For further information on data protection (in particular on the scope, type and purpose of data processing), please refer to the data protection statements of each social media provider. In there you will also find further information on your rights and settings options for protecting your privacy.
By logging out of the pages of your social networks (with reference to our website currently LinkedIn) beforehand and deleting cookies that have been set (see section 3.4 above), you can prevent the third-party providers from collecting information about you during your visit.
6.2 Presence
We may operate online presences on social networks and other platforms operated by third parties. We receive data from you and the platforms when you get in contact with us via our online presence on the respective platforms (e.g., when you communicate with us, comment on our content or visit our presence).
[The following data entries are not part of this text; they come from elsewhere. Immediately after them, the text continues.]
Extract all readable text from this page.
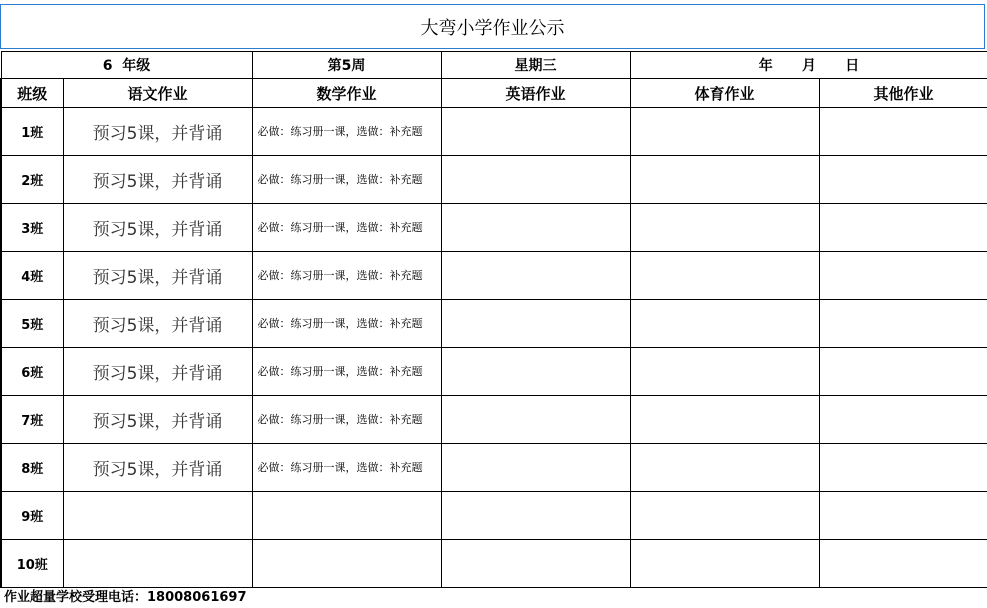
大弯小学作业公示
6  年级		第5周	星期三	年      月      日	
班级	语文作业	数学作业	英语作业	体育作业	其他作业
1班	预习5课，并背诵	必做：练习册一课，选做：补充题			
2班	预习5课，并背诵	必做：练习册一课，选做：补充题			
3班	预习5课，并背诵	必做：练习册一课，选做：补充题			
4班	预习5课，并背诵	必做：练习册一课，选做：补充题			
5班	预习5课，并背诵	必做：练习册一课，选做：补充题			
6班	预习5课，并背诵	必做：练习册一课，选做：补充题			
7班	预习5课，并背诵	必做：练习册一课，选做：补充题			
8班	预习5课，并背诵	必做：练习册一课，选做：补充题			
9班					
10班					
作业超量学校受理电话：18008061697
At the same time, the platforms evaluate your use of our online presences and link this data with other data about you known to the platforms (e.g., about your behavior and preferences). They also process this data for their own purposes under their own responsibility, in particular for branding purposes and to control their platforms (e.g., which content they provide to you).
Content published by you (e.g., comments) may be redistributed by us (e.g., in our advertising on the platform or elsewhere). We or the operators of the platforms may also delete or restrict content from or to you in accordance with the usage guidelines (e.g., inappropriate comments).
For further information on the processing of the platform operators, please refer to the data protection notices of the respective platforms. In there you will also find out in which countries they process your data, what rights you have to information, deletion or other data subject rights and how you can exercise these or obtain further information. We currently use the following platforms:
LinkedIn (https://ch.linkedin.com/)
J. Final provisions
This privacy statement is not part of any contract with you. We reserve the right to change the content of this privacy statement at any time and without notice. The current version published on our website applies. We therefore recommend that you consult this privacy statement regularly. In addition to this data protection statement, we may inform you separately about the processing of your data, for example by means of further separate data protection statements relating to specific relationships (e.g., customer, client, or applicant relationships).